Newsline: Visa delays prompt Miliband to visit Pakistan

At a time when the anger among the visa seekers for UK is growing, British Foreign Minister Miliband has arrived in Pakistan on two days visit to defuse a raging row between Pakistan’s Foreign Ministry and the United Kingdom over a range of immigration-related issues including unexplained delay in issuance of visas being the most contentious of all. Officials of British High Commission Islamabad have strongly denied this impression saying Miliband has come here to hear from Pakistan’s leaders about the political, economic and security challenges it faces and how it’s going to resolve them. But Prime Minister Yousuf Raza Gilani made it clear to Miliband that UK will have to ease visa policy for Pakistanis. It is pertinent to note here that UK visa denial to Pakistanis has sparked anger among many especially the spouse visa seekers. According to an estimate that the senior Pakistani officials dealing with the issue, as many as 200,000 passports were lying with the British High Commission in Islamabad, whereas the applicants’ papers were being processed by the officials of the UK Border Agency in Abu Dhabi, which now handles all visa applications from Pakistan. However, the officials of British High Commission denied this report saying there has been no delay in visa processing.

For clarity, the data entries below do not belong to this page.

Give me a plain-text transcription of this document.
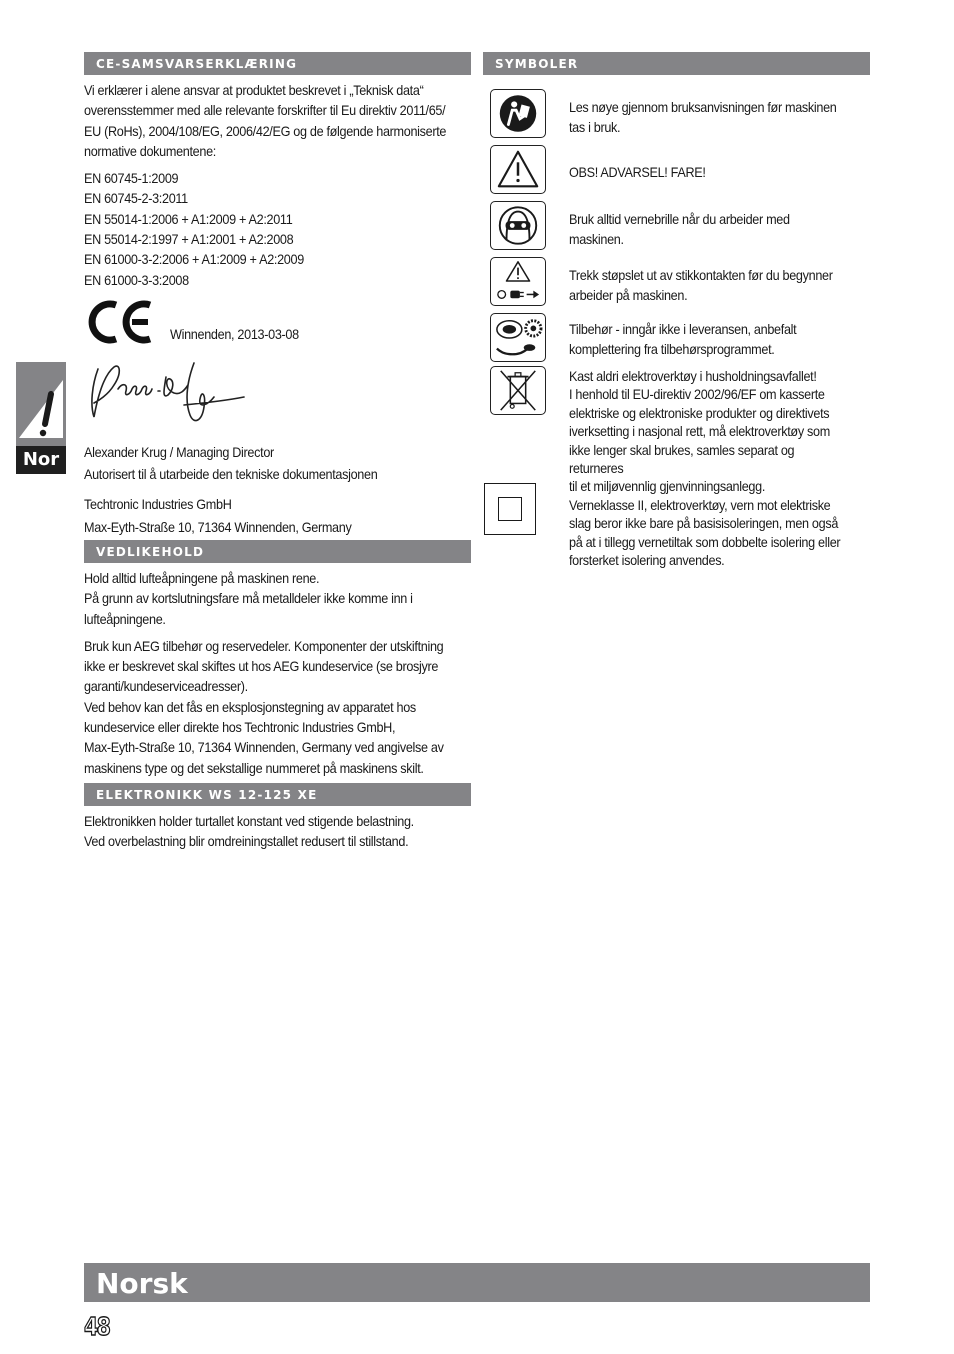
CE-SAMSVARSERKLÆRING

Vi erklærer i alene ansvar at produktet beskrevet i „Teknisk data“

overensstemmer med alle relevante forskrifter til Eu direktiv 2011/65/

EU (RoHs), 2004/108/EG, 2006/42/EG og de følgende harmoniserte

normative dokumentene:

EN 60745-1:2009

EN 60745-2-3:2011

EN 55014-1:2006 + A1:2009 + A2:2011

EN 55014-2:1997 + A1:2001 + A2:2008

EN 61000-3-2:2006 + A1:2009 + A2:2009

EN 61000-3-3:2008

Winnenden, 2013-03-08

Alexander Krug / Managing Director

Autorisert til å utarbeide den tekniske dokumentasjonen

Techtronic Industries GmbH

Max-Eyth-Straße 10, 71364 Winnenden, Germany

VEDLIKEHOLD

Hold alltid lufteåpningene på maskinen rene.

På grunn av kortslutningsfare må metalldeler ikke komme inn i

lufteåpningene.

Bruk kun AEG tilbehør og reservedeler. Komponenter der utskiftning

ikke er beskrevet skal skiftes ut hos AEG kundeservice (se brosjyre

garanti/kundeserviceadresser).

Ved behov kan det fås en eksplosjonstegning av apparatet hos

kundeservice eller direkte hos Techtronic Industries GmbH,

Max-Eyth-Straße 10, 71364 Winnenden, Germany ved angivelse av

maskinens type og det sekstallige nummeret på maskinens skilt.

ELEKTRONIKK WS 12-125 XE

Elektronikken holder turtallet konstant ved stigende belastning.

Ved overbelastning blir omdreiningstallet redusert til stillstand.

SYMBOLER
Les nøye gjennom bruksanvisningen før maskinen
tas i bruk.
OBS! ADVARSEL! FARE!
Bruk alltid vernebrille når du arbeider med
maskinen.
Trekk støpslet ut av stikkontakten før du begynner
arbeider på maskinen.
Tilbehør - inngår ikke i leveransen, anbefalt
komplettering fra tilbehørsprogrammet.
Kast aldri elektroverktøy i husholdningsavfallet!
I henhold til EU-direktiv 2002/96/EF om kasserte
elektriske og elektroniske produkter og direktivets
iverksetting i nasjonal rett, må elektroverktøy som
ikke lenger skal brukes, samles separat og returneres
til et miljøvennlig gjenvinningsanlegg.
Verneklasse II, elektroverktøy, vern mot elektriske
slag beror ikke bare på basisisoleringen, men også
på at i tillegg vernetiltak som dobbelte isolering eller
forsterket isolering anvendes.
Nor
Norsk
48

Newsline: US lifts HIV ‘entry ban’

Being infected with HIV will no longer be an “ineligibility” when foreign citizens apply for visas to travel to the US. Foreign citizens would also no longer be required to take an HIV test during medical examinations for visa purposes and HIV positive applicants would no longer require waiver processing by the US department of homeland security. The change took effect on January 4 following a US ruling in November removing HIV infection from the definition of communicable disease of public health significance.

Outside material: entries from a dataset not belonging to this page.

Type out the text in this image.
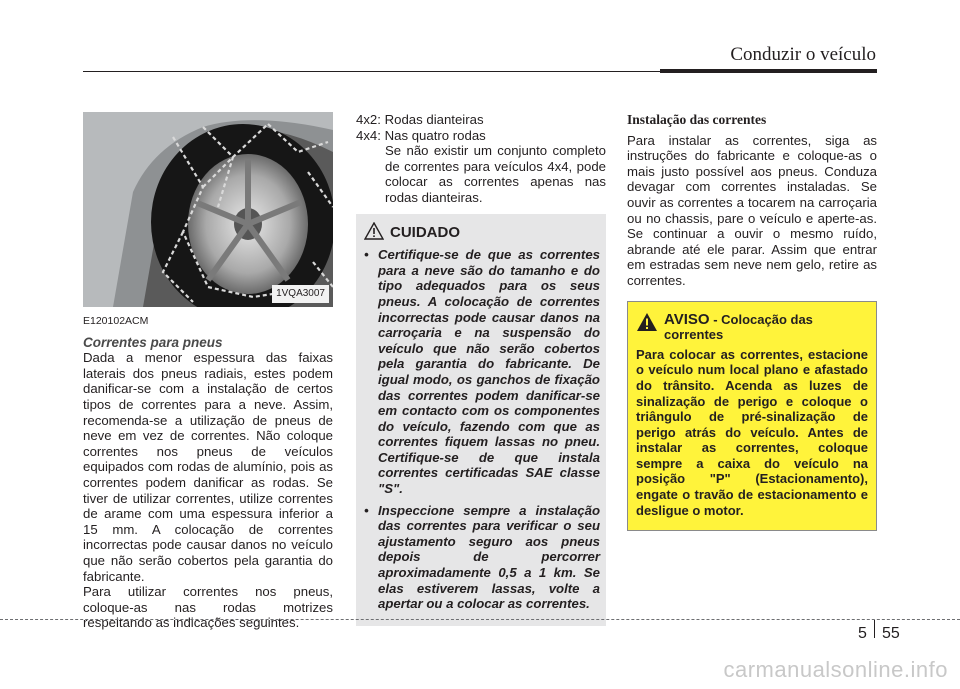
Conduzir o veículo
1VQA3007
E120102ACM
Correntes para pneus

Dada a menor espessura das faixas laterais dos pneus radiais, estes podem danificar-se com a instalação de certos tipos de correntes para a neve. Assim, recomenda-se a utilização de pneus de neve em vez de correntes. Não coloque correntes nos pneus de veículos equipados com rodas de alumínio, pois as correntes podem danificar as rodas. Se tiver de utilizar correntes, utilize correntes de arame com uma espessura inferior a 15 mm. A colocação de correntes incorrectas pode causar danos no veículo que não serão cobertos pela garantia do fabricante.

Para utilizar correntes nos pneus, coloque-as nas rodas motrizes respeitando as indicações seguintes.

4x2: Rodas dianteiras

4x4: Nas quatro rodas

Se não existir um conjunto completo de correntes para veículos 4x4, pode colocar as correntes apenas nas rodas dianteiras.

CUIDADO
• Certifique-se de que as correntes para a neve são do tamanho e do tipo adequados para os seus pneus. A colocação de correntes incorrectas pode causar danos na carroçaria e na suspensão do veículo que não serão cobertos pela garantia do fabricante. De igual modo, os ganchos de fixação das correntes podem danificar-se em contacto com os componentes do veículo, fazendo com que as correntes fiquem lassas no pneu. Certifique-se de que instala correntes certificadas SAE classe "S".
• Inspeccione sempre a instalação das correntes para verificar o seu ajustamento seguro aos pneus depois de percorrer aproximadamente 0,5 a 1 km. Se elas estiverem lassas, volte a apertar ou a colocar as correntes.
Instalação das correntes

Para instalar as correntes, siga as instruções do fabricante e coloque-as o mais justo possível aos pneus. Conduza devagar com correntes instaladas. Se ouvir as correntes a tocarem na carroçaria ou no chassis, pare o veículo e aperte-as. Se continuar a ouvir o mesmo ruído, abrande até ele parar. Assim que entrar em estradas sem neve nem gelo, retire as correntes.

AVISO - Colocação das correntes
Para colocar as correntes, estacione o veículo num local plano e afastado do trânsito. Acenda as luzes de sinalização de perigo e coloque o triângulo de pré-sinalização de perigo atrás do veículo. Antes de instalar as correntes, coloque sempre a caixa do veículo na posição "P" (Estacionamento), engate o travão de estacionamento e desligue o motor.
5 55
carmanualsonline.info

Newline: US Embassy – Bali Governor Warns Of Possible Attack

The U.S. Embassy is warning of a possible terrorist attack on Indonesia’s Bali island on New Year’s Eve. The embassy sent e-mails to U.S. citizens Thursday quoting Bali’s governor as saying “There is an indication of an attack to Bali tonight.” The warning comes six months after twin suicide blasts killed seven people at luxury hotels in the capital, Jakarta. The resort island of Bali has been hit hard by Islamic militants, with more than 220 people killed in suicide bombings in 2002 and 2005 targeting Westerners.

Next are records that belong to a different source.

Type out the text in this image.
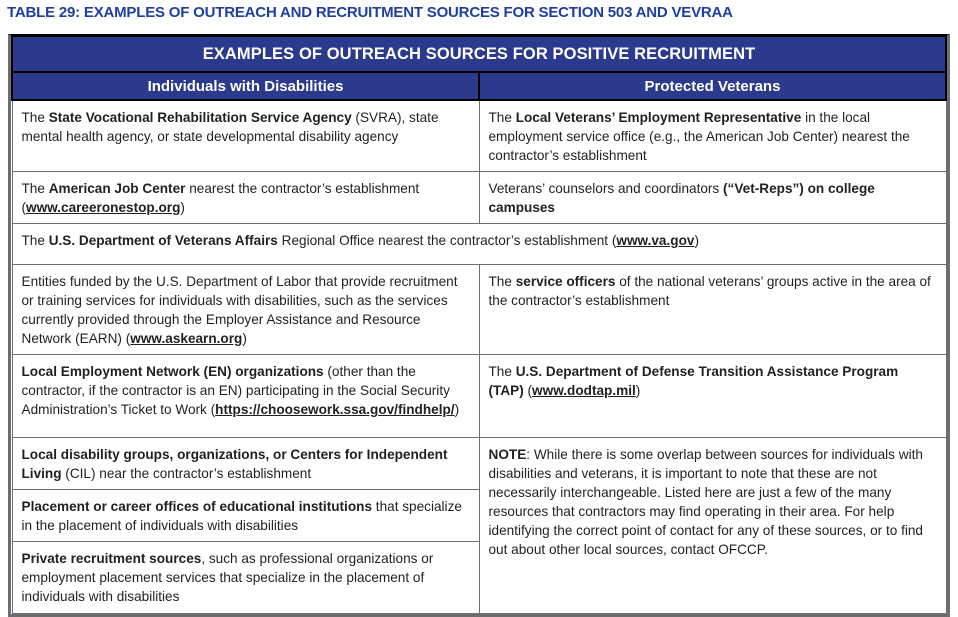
TABLE 29: EXAMPLES OF OUTREACH AND RECRUITMENT SOURCES FOR SECTION 503 AND VEVRAA
EXAMPLES OF OUTREACH SOURCES FOR POSITIVE RECRUITMENT	
Individuals with Disabilities	Protected Veterans
The State Vocational Rehabilitation Service Agency (SVRA), state mental health agency, or state developmental disability agency	The Local Veterans’ Employment Representative in the local employment service office (e.g., the American Job Center) nearest the contractor’s establishment
The American Job Center nearest the contractor’s establishment (www.careeronestop.org)	Veterans’ counselors and coordinators (“Vet-Reps”) on college campuses
The U.S. Department of Veterans Affairs Regional Office nearest the contractor’s establishment (www.va.gov)	
Entities funded by the U.S. Department of Labor that provide recruitment or training services for individuals with disabilities, such as the services currently provided through the Employer Assistance and Resource Network (EARN) (www.askearn.org)	The service officers of the national veterans’ groups active in the area of the contractor’s establishment
Local Employment Network (EN) organizations (other than the contractor, if the contractor is an EN) participating in the Social Security Administration’s Ticket to Work (https://choosework.ssa.gov/findhelp/)	The U.S. Department of Defense Transition Assistance Program (TAP) (www.dodtap.mil)
Local disability groups, organizations, or Centers for Independent Living (CIL) near the contractor’s establishment	NOTE: While there is some overlap between sources for individuals with disabilities and veterans, it is important to note that these are not necessarily interchangeable. Listed here are just a few of the many resources that contractors may find operating in their area. For help identifying the correct point of contact for any of these sources, or to find out about other local sources, contact OFCCP.
Placement or career offices of educational institutions that specialize in the placement of individuals with disabilities	
Private recruitment sources, such as professional organizations or employment placement services that specialize in the placement of individuals with disabilities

Newsline: UK embassy an al-Qaeda target

The British embassy in Sanaa was the target of an al-Qaeda suicide plot foiled by Yemeni authorities last week. An al-Qaeda cell dismantled in Arhab, 35km north of the capital, last week was aimed at infiltrating and blowing up targets, including the British embassy, foreign interests and government buildings. The attack on the British embassy was to be modelled on the operation that was carried out against the American embassy in 2008, which killed 16 people.